Coro’s Blog: On Purpose

From influencing to ignoring: industry associations vary in their sustainability efforts

Published on March 2, 2018

Quick question: where is your industry association on the sustainability continuum? Do you know what it is doing to help your sector anticipate, influence and steer during these disruptive, turbulent times?

Our industrial economic system has served many of us well this past two hundred years, but as we hurtle towards 10 billion people inhabiting the planet by 2050, our current approach to production and consumption is unsustainable. Projections are that up to three billion people will move into the middle class over the next 30 years; the world’s population will use 70 percent more resources per capita. Without a course correction by consumers and business, total demand for resources will exceed the Earth’s capacity by a staggering 400 percent. Risk experts believe that rising income and wealth disparity will be a driver of global risks over the coming decade.

These are risks that industry associations can’t ignore: their sectors’ long and short-term viability is at stake. If you’re curious – or concerned – about what your association is doing to assess and address emerging sustainability risks and opportunities, I have hot-off-the-press data.

Taking stock

I just completed a scan of nearly one hundred Canadian national trade associations, representing all sectors of the economy, looking for best practices in sector-wide sustainability. On the upside, I was encouraged to see some sectors emerge with robust sustainability programs, including the Mining Association of Canada’s Towards Sustainable Mining Program, Chemistry Association of Canada’s Responsible Care Program, Fertilizer Canada’s We’re Growing Sustainability Program and Canadian Electricity Association’s Sustainable Electricity Program.

The vast majority, however, are in the early stages, barely starting their sustainability journey. We’ve got a long way to go to prepare industries for future realities.

I created a “maturity model” to capture the practices industry associations are demonstrating – from those who blatantly ignore reality to those who recognize the imperative to ensure their sectors are fit for the future.

Taking action

Opposed, comprehensive or somewhere in the middle: where is your industry association on the sustainability journey? If you’re not sure – or need to get their attention – you can take persuasive action. Direct association leaders to these two resources to help them on the road to improving sustainability for their members and industry sector: (1) this benchmark tool to assess their strengths and gaps and, (2) this How-To Guide.
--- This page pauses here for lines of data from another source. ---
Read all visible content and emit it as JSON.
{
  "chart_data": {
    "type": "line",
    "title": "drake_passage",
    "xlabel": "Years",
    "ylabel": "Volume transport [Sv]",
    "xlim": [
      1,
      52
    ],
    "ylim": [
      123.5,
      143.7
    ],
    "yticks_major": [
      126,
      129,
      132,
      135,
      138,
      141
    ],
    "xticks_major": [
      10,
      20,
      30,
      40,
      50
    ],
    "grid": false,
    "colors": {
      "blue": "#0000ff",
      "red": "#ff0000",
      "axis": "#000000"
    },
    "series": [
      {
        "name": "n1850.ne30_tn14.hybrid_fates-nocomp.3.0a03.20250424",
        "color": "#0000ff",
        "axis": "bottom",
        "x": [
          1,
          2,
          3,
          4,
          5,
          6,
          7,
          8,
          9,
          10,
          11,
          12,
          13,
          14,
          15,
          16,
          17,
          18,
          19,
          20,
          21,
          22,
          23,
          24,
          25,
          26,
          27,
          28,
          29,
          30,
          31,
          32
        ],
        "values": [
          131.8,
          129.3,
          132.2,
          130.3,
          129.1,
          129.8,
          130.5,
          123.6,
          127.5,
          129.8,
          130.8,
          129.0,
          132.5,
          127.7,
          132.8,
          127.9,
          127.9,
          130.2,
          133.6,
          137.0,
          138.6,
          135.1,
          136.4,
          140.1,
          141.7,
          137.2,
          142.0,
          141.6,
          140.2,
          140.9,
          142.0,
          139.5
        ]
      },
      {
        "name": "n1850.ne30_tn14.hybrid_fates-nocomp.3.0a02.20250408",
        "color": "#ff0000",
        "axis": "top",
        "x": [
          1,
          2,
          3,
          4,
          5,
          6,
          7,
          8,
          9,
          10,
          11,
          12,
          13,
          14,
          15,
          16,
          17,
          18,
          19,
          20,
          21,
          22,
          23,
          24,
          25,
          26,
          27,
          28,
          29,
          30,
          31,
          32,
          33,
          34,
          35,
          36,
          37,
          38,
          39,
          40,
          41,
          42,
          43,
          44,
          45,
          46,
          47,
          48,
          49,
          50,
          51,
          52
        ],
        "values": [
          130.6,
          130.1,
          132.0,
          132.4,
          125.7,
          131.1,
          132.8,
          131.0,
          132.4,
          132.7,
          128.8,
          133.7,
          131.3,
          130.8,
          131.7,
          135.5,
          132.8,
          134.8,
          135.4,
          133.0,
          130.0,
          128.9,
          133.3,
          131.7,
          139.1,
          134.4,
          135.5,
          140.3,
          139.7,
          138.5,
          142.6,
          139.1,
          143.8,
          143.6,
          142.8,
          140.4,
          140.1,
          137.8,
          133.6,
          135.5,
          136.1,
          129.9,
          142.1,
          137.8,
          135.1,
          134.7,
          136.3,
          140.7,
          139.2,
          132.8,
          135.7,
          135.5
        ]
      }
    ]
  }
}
Recognizing that our current approach to production and consumption can’t possibly sustain 10 billion people in the years to come should concern all companies and the associations that represent them. But, with this reality comes enormous opportunity to influence sustainability progress. Society is at a juncture, and industry associations have a critical role to play to put society and their members on a sustainable path. Now is the time for action.